Jude Maboné was 16 years old when she had her first heart attack and by the time she was 18, she had five more heart attacks. Miraculously, she has moved forward with her life, claiming the crown of Miss District of Columbia in 2023. The 28-year-old also participated in this year's Miss America pageant but didn't win the title (which went to Miss Colorado, Air Force Officer Madison Marsh). Her decision to foray into the world of pageantry was inspired by the Sandra Bullock-starrer "Miss Congeniality," per CNN. But despite all her success, she had isolated herself and was quite embarrassed about having a condition that people commonly associate with old age.



 

"This is the most indiscriminate disease in the US, and it's also the thing that's killing the most people," Maboné said. "That's why a big part of me taking on the Miss America platform was to destigmatize this." Maboné used her opportunity and fame to advocate for heart health and spread awareness about cardiac emergencies and ailments. She joined hands with the American Heart Association and other organizations to promote preemptive heart health awareness that helped people from the community get access to screening for detecting any undiagnosed cardiac conditions.

"Most people don't survive one heart attack — I survived six," Maboné stated. "So I felt like there was a purpose there and there was a responsibility to help other people be better off than I was." Raised in Southern California by a single mother who served in the Navy, Maboné grew up in a disciplined household, engaging in sports, learning an instrument, mastering a second language, and undertaking leadership activities.

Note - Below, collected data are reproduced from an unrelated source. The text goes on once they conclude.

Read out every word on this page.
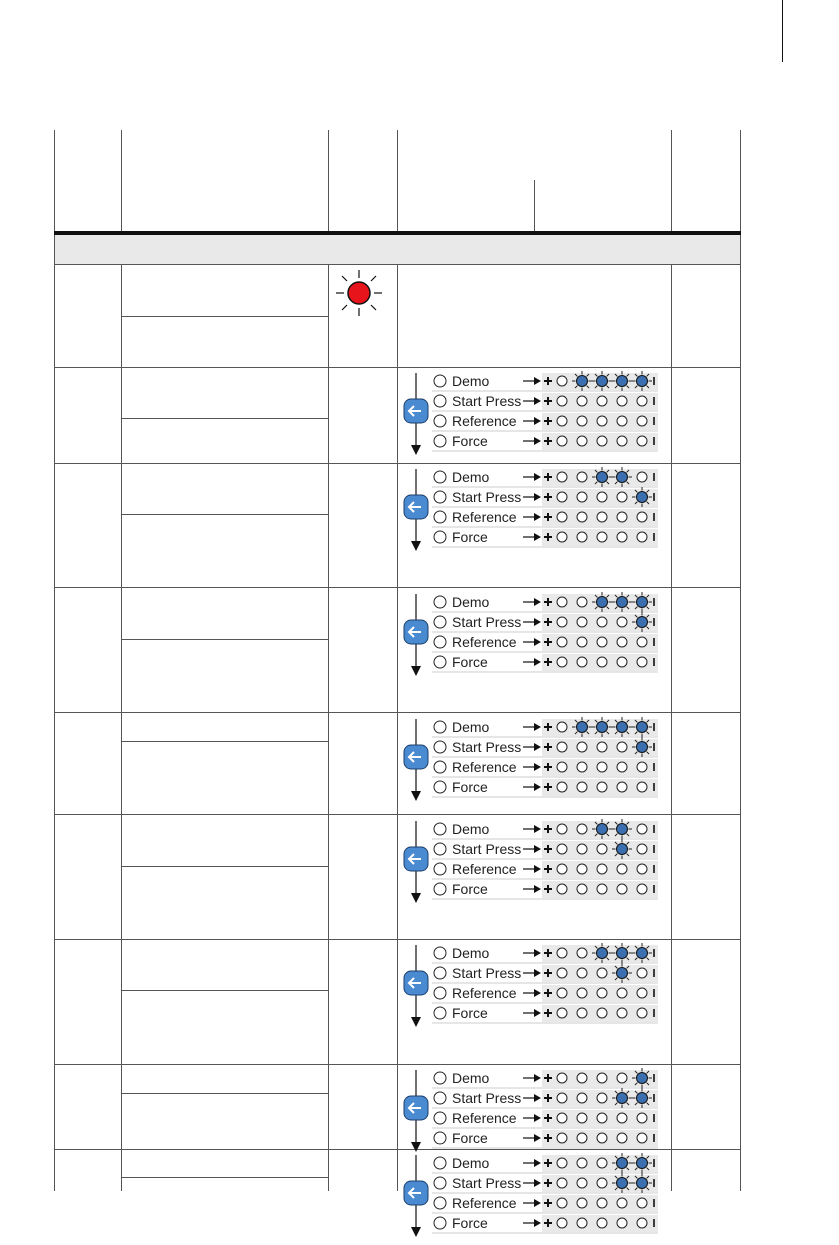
Demo
Start Press
Reference
Force
Demo
Start Press
Reference
Force
Demo
Start Press
Reference
Force
Demo
Start Press
Reference
Force
Demo
Start Press
Reference
Force
Demo
Start Press
Reference
Force
Demo
Start Press
Reference
Force
Demo
Start Press
Reference
Force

While participating in competitive track events in 2012, Maboné first encountered her cardiac problems.



 

Maboné knew those were the first signs of an impending heart attack, which she had learned about in health classes. "Looking back now, I would have stayed put and had someone run somewhere nearby to call 911. Calling 911 is always the first thing one should do when someone is experiencing symptoms and I'm grateful to be equipped with that information and to be in a position where I can share with others what to do in a cardiac emergency," she said, recalling how she took herself to hospital. "My doctor who diagnosed me told me that she believes that this type of condition is either hormonal or environmental, but we can't pinpoint where it came from because it's not genetic,” Maboné continued. "It's very inconclusive."



 

Heart disease kills more people than cancer,” she explained. Initially, Maboné thought that she had bypassed the age of participating in Miss America, but when the pageant came under new leadership and they increased the upper age limit of the contestants to 28, Maboné knew she had an opportunity. The pageant also announced a partnership with the American Heart Association as its national philanthropy partner. “I thought, ‘All of these things are aligning. I should humble myself, get over my pride and try this one more time,’” Maboné admitted. According to WTOP News, Mabone teamed up with MedStar Health to do CPR awareness videos. Because she knows American Sign Language, her video also includes her using ASL to reach the deaf community."



 

“A lot of people don’t even know that heart disease is our number-one killer,” she told theGrio. “Most women don’t know that cardiovascular disease is the number-one killer of women.” She noted that Black and Latino women are “more likely to die than their white female counterparts” from heart disease. “We have to get so serious about our cardiovascular health as early as possible. I think that we tend to think of it as an older person’s disease in this country," she urged. She expressed her gratitude and reminded people not to ignore the symptoms of heart attack and to get them checked as soon as possible.